Born in Las Arenas, he started playing football as a midfielder at Arenas Club de Getxo in 1913; teammates included his elder brother Florencio. There he won the Biscay Championship four times and the Copa del Rey in 1919, as well as finishing as a losing finalist 1917 and 1925. In 1926 he moved to Madrid and signed with Real Madrid CF, playing for the club for six years until 1932 and winning four Centre regional championships (also collecting two more runners-up medals from the 1929 and 1930 Copa finals). The team claimed their first La Liga title in 1931–32 but Peña, aged 36 by its conclusion, made only four appearances and it is unclear if he is considered to have won this honour. At international level, he played 21 times for Spain national football team and featured at the 1924 Summer Olympics.

He finished his playing days and started his coaching career at Celta Vigo in the second tier. He was in charge of Sporting Gijón and Arenas in two spells, and had two seasons managing in the top division, one with Real Oviedo in 1935–36, finishing in 3rd place – just before most aspects of normal life were interrupted by the Spanish Civil War – and the other with Sporting (then known as Real Gijón) in 1946–47, finishing 10th of 14 teams.

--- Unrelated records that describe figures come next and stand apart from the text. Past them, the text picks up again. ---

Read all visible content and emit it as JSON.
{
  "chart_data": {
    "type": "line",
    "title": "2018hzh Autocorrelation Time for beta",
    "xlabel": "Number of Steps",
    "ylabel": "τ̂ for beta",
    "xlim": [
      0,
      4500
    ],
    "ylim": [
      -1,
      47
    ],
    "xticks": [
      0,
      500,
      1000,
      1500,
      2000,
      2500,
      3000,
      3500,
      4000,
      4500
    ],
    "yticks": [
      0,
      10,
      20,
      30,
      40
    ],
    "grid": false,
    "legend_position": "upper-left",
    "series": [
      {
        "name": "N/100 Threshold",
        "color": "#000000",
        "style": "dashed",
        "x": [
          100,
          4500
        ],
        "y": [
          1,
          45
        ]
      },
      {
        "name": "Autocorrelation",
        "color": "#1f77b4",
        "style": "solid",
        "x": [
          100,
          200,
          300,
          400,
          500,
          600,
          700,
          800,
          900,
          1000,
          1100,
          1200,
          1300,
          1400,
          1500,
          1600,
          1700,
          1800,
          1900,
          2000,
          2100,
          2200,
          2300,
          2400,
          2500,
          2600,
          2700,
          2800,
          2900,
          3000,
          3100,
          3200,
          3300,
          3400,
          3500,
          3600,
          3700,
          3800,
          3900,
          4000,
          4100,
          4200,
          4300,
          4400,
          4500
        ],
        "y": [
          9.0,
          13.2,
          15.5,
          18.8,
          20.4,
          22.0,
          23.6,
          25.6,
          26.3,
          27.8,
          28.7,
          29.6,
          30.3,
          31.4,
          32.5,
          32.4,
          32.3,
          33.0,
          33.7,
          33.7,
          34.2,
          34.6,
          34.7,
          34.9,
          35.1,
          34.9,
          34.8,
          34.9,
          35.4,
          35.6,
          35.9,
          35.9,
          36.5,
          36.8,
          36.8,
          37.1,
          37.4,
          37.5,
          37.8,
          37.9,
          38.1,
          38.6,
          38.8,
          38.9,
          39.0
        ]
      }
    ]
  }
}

Peña was also an athlete who won a silver medal in the 400 metres event at the 1918 edition of the Spanish Athletics Championships, while in the 1923 edition he got silver in the Javelin throw and bronze in the 200 metres, 110 metres hurdles and 4 × 400 metres relay. In 1925 he won the gold in 400 metres hurdles and 4 × 400 metres relay, and in 1926 a gold in 110 metres hurdles and bronze in 4 × 400 metres relay.